With Trump’s defeat, Bolsonaro loses his imaginary friend
At a civilian event in Texas, in May 2019, Brazilian president Jair Bolsonaro saluted a US flag, military style. Then he said: ‘Brazil and the United States above everything’ – echoing his campaign slogan ‘Brazil above everything’. That scene of subservience in the early days of his administration was not an isolated case. Rather, it was a glimpse into the future.
Everyone in Brazil knows that Bolsonaro established more than an idol-fan relationship with Donald Trump. It was one of vassalage and suzerainty. And in an attempt to help the Republican candidate’s re-election, Bolsonaro made it clear that his personal loyalty to the US president might outweigh his concern for Brazil’s national interests.
A part of the population, connected with other elites in Latin America who see Miami as their capital, agrees with him and supports him.
In Bolsonaro’s view, any pre-election support he could provide Trump would be well rewarded if the Republican candidate won. The problem is that a government that willingly accepts to be another’s vassal will never be able to complain when it is not treated with due respect.
In a meeting with Brazil’s foreign minister Ernesto Araújo on 18 September, in Boa Vista, a city close to the Venezuelan border, US secretary of state Mike Pompeo used the Brazilian territory to provoke the neighboring country’s government. After that, the foreign minister was summoned by Brazil’s Senate to explain why he had helped create a factoid to be used in the US election campaign.
When Trump needed to stress that he had allies in the US dispute against China, Bolsonaro gave signs that he intended to exclude or limit Huawei’s participation in Brazil’s choice of a 5G system. And he stepped up his attacks against the Chinese government, not only by blaming the country for the novel coronavirus – echoing Trump’s statements – but also by attacking the vaccine produced by Sinovac.
Let us keep in mind that China is Brazil’s largest trading partner.
In order to help Trump, who was seeking votes in states that produce corn – the raw material for ethanol in the US – Bolsonaro made life difficult for Brazilian producers, who had large stocks of sugar cane ethanol due to reduced consumption caused by the pandemic. The Brazilian president renewed the quota of US ethanol that could enter his country without paying import taxes.
And that happened after the US reduced the quota of tariff-free semi-finished steel that Brazil could sell them.
Interestingly, during his term in office, Trump visited several countries but Brazil was not one of them.

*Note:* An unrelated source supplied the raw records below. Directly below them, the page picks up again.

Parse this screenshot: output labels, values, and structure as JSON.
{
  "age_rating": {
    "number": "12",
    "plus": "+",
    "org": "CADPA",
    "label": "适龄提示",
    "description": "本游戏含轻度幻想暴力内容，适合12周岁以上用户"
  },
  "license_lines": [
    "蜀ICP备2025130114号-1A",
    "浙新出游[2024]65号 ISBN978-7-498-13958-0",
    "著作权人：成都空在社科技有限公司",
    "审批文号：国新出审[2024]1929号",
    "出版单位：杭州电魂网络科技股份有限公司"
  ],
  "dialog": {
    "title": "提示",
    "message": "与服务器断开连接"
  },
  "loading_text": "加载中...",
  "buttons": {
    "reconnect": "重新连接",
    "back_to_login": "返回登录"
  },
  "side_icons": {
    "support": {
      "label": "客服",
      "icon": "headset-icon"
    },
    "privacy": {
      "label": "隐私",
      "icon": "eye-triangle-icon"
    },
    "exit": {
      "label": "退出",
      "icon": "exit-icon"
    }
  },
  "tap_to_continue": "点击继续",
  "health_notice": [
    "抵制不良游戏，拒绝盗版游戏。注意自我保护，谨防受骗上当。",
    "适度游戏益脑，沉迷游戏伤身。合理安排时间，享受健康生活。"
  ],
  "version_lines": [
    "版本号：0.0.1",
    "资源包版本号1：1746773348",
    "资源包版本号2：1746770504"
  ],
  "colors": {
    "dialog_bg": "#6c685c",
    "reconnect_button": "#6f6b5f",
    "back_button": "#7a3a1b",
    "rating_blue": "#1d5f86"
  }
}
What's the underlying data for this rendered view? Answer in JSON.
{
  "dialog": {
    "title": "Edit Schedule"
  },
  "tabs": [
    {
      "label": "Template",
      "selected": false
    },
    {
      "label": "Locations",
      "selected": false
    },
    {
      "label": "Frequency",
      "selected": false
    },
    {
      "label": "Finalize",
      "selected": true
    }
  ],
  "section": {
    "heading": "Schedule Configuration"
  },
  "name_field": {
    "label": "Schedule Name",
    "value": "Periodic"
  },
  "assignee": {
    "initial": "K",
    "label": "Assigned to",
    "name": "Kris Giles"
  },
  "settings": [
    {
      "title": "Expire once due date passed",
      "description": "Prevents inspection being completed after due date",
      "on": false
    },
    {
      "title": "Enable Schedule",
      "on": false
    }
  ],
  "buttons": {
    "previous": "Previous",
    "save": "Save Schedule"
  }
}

And he pointed to the Bolsonaro government, more than once, as a bad example in the fight against Covid-19, saying that if it were not for his administration the US would be as bad as Brazil. Especially humiliating as the US under Trump leads the world in deaths from Covid-19.
Brazil’s current administration has abandoned more than a century of peaceful diplomacy towards its South American neighbors and independent, non-aligned relations.
In exchange for promises – that were never kept – of free trade and supporting Brazil in its quest for a seat at the OECD, and under a far-right ideology, Brazil has become a satellite state, not of the United States, but of Trump. Today, the country waits for crumbs to fall from a friend’s table. An imaginary friend, of course.